Nigeria is a cauldron of identity, trauma, resentment, and delicate balances.
Every election is a Pentecost of panic and suspicion — a festival of accusations waiting to erupt. To manage this, the referee must be someone whose past is free of the kind of ideological fingerprints that politicians can turn into weapons.
But Amupitan walks into the arena pre-weaponised. His 2020 brief will be quoted on every radio station, every WhatsApp group, every campaign stage. Northern politicians will claim he is biased. Southern actors will say he is “their own.”
Every tribunal case will have one side screaming “conflict of interest!” before the ink dries.
This Is Not About Competence — It’s About Common Sense
Amupitan may be intelligent, articulate, even accomplished. But the job is not for the intelligent alone. It is for the trustable. And trust is a currency Amupitan spent long ago.

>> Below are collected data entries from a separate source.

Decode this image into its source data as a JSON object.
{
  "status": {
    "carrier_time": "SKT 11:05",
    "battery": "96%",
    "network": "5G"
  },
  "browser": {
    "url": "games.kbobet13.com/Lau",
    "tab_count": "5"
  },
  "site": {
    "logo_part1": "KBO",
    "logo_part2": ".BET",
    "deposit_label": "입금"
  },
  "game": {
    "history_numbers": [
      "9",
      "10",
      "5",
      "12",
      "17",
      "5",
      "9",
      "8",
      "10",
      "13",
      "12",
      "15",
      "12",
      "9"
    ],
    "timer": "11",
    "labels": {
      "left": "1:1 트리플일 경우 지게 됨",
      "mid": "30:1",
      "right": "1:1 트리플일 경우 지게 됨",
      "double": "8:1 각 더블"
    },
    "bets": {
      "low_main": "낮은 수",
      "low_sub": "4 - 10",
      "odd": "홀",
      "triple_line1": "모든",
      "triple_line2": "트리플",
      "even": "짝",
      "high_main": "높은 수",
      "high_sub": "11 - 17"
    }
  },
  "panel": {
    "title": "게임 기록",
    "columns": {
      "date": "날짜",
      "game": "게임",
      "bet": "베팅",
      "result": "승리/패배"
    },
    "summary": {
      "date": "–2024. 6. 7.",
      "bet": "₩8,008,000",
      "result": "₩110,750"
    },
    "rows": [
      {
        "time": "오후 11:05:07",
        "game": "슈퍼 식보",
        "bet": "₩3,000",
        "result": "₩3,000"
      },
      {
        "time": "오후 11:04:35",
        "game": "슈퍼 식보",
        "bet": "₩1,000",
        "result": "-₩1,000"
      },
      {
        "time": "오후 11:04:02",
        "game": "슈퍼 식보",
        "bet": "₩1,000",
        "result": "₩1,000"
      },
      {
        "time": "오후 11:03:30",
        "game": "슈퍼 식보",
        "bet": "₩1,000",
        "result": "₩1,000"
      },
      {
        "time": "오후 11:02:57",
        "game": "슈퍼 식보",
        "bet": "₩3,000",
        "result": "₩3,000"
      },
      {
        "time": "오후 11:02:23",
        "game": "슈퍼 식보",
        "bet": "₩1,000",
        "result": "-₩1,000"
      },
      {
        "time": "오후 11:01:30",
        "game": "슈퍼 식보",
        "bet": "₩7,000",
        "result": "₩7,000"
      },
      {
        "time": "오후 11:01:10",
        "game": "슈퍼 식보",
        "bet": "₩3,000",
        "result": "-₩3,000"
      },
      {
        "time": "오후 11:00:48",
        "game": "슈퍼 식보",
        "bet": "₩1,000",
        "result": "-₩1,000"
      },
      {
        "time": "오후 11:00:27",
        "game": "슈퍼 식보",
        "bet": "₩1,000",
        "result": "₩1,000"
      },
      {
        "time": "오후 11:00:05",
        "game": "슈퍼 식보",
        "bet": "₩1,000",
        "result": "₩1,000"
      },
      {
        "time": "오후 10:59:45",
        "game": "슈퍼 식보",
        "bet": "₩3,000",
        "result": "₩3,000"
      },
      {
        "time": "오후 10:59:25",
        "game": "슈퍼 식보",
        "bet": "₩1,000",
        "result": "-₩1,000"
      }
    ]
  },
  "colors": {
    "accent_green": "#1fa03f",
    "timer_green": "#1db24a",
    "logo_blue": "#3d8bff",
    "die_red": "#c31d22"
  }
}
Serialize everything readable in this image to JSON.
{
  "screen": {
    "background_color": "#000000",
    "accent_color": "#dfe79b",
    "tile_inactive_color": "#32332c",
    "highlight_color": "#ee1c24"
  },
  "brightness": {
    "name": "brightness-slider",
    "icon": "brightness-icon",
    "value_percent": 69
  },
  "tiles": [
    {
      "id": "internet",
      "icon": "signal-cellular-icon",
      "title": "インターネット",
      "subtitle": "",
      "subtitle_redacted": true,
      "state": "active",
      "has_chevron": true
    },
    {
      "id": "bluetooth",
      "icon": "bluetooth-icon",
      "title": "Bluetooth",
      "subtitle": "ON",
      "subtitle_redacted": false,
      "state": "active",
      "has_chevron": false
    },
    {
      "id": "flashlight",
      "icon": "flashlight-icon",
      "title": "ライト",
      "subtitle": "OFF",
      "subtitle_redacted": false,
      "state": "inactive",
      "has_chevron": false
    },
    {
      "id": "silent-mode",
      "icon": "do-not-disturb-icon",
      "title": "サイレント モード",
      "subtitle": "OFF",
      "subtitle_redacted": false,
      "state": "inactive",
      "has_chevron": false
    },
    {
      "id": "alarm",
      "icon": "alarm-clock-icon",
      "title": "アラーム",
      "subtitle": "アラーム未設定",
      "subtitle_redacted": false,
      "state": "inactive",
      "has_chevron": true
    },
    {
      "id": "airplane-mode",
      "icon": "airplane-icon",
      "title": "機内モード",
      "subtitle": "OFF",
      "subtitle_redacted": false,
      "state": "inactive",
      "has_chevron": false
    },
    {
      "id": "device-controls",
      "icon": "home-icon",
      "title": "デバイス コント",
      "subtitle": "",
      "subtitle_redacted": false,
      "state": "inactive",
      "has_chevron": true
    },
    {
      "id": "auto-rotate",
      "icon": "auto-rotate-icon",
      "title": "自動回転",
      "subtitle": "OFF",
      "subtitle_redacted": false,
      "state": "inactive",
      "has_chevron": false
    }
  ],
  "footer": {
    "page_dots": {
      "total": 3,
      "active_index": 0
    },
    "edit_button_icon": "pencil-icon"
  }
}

No matter how impartial he tries to be, no matter how airtight his procedures are, the ghost of that 2020 brief will sit beside him at every press conference. It will whisper at every collation centre. It will overshadow every decision.
And when — not if — the 2026 elections become competitive, his past words will become the loudest participant in the contest.
A Country That Fears the Edge Should Not Appoint Those Who Dance on It
Nigeria’s democracy is fragile, not because citizens do not vote, but because they do not believe the process is fair. We cannot afford a referee whose mere signature on a document sends a religious bloc into anxiety. We cannot afford a chairman whose neutrality will forever be second-guessed. We cannot afford to turn our elections into another chapter of religious dispute. And most of all, we cannot afford to pretend that choosing Amupitan is harmless. It is not. It is reckless. It is provocative.
It is a match thrown on dry thatch.
This is the question that refuses to go away. Why Amupitan? Why now?
Why pick the one candidate whose appointment guarantees instant distrust, instant division, instant controversy?
Is Nigeria so short on legal minds, so impoverished in talent, so starved of neutrality that we must recycle a man whose own writings undermine the job description? Of course not.
We simply refuse to learn.
Appointing Joash Amupitan as Nigeria’s electoral umpire is not just an error in judgment. It is a threat to national cohesion. It is an endorsement of avoidable tension. It is the political equivalent of handing a man a matchbox in a dry forest and saying, “Please be careful.”